Even as a good Iranian Baha’i boy, Omid Djalili wanted to play Tevye. He reportedly loved the 1971 movie starring Chaim Topol. But his performance for this revival owes more to the first singing Tevye of them all, in the shape of the great Zero Mostel.
Djalili, at 51 the same age and shape that Mostel was when he created the role in 1964, has many of the qualities that won the American star a Tony in a production that launched the Joseph Stein, Jerry Bock and Sheldon Harnick musical into the pantheon of greatest shows.
I don’t have any evidence that Djalili studied footage of Mostel in preparation for Daniel Evans’s superb Chichester production. But as the British-Iranian comedian beetles across the stage, there is something Mostel-esque about the way his ample girth turns from a waddle into a shimmy; the delicate hand movements that are every bit as expressive as the high kicks and blurring spins of the dancers next to him; and how even as Tevye rages against his defiant daughters for refusing the tradition of arranged marriage, or at God for keeping him poor and put-upon by an antisemitic Tzar and an intimidating wife Golde (a terrifically poised Tracy-Ann Oberman), the twinkle never dims.
This performance should put to rest any notion that, for a Jewish character’s Jewishness to be convincing, it needs to be played by a Jew. That said, Djalili has had some practice with Jewish roles including Fagin and Mahumud Nasir, the Muslim who in David Baddiel’s comedy The Infidel discovers that he’s a Jew. But here he’s so good, and so Jewish that I’ll eat my tallit if Evans’s production doesn’t transfer to the West End.
Granted, his voice may be a tad underpowered. But that’s more than compensated for by some mighty choral singing. It elevates the signature number Tradition to the heavens, or at least to the flies.
Evans and his designer Lez Brotherston opt to keep the musical mostly indoors. There’s little to suggest the ramshackle piles of the shtetl of Anatevka. But the sparse staging allows room for two of the production’s bravura moments.
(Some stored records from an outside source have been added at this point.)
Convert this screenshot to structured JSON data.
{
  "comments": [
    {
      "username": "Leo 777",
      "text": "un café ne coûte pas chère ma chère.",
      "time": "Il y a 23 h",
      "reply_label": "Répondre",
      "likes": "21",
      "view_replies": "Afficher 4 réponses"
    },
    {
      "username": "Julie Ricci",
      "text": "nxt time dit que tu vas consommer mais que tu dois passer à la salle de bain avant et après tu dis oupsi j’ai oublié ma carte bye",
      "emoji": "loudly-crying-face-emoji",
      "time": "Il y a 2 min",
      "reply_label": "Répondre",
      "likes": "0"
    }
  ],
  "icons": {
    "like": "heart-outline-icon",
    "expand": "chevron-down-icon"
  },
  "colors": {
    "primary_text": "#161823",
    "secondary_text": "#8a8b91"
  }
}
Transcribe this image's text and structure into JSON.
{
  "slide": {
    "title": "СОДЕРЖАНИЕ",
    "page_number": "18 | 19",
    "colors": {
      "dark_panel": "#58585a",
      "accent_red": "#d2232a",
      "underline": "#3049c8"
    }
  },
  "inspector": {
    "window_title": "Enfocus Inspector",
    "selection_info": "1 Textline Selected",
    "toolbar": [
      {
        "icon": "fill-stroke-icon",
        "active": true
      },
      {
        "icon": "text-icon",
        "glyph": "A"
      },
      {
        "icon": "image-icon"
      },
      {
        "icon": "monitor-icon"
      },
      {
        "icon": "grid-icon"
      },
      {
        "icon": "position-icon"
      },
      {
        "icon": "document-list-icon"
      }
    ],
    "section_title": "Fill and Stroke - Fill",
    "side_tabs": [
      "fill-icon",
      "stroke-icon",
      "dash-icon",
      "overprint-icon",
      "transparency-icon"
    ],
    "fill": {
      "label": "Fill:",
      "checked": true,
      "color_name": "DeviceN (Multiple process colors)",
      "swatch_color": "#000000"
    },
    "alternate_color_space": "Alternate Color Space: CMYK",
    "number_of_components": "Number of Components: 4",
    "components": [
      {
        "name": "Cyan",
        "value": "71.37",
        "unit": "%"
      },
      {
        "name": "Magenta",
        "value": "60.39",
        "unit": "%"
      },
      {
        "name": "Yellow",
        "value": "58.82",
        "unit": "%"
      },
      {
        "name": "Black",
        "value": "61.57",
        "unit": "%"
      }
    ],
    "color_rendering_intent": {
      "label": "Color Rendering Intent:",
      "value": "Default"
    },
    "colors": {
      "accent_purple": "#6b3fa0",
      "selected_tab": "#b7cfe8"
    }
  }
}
The first is the dream sequence in which, in order to persuade Golde to change her mind about who shall marry their eldest daughter, Tevye describes a message he received in a dream.
The fact that he’s making it up doesn’t prevent the show from launching into full horror mode with Jewish zombie ancestors rising from their graves. And then, later, photographs of real shtetl communities are projected onto a curtain of rain through which Anatevka’s Jews walk after being expelled from their homes.
Yet such spectacular flourishes are less the point here than the detail of individual performances. Among these, Rose Shalloo guides her Chava from crushingly shy diffidence to steely determination. And then there is Oberman’s Golde; the lilt of her accent pure Pale of Settlement.
More impressive still is the line she treads; formidable enough for Tevye to fear, yet warm enough to make sense of that delightfully schmaltzy number Do You Love Me?
But the show undoubtedly belongs to the masterful Djalili, who embodies all the contradictions that make Tevye one of musical theatre’s greatest inventions — the anger and the love; the explosions of rage and moments of introspection, all underpinned by his greatest virtue: his sweetness.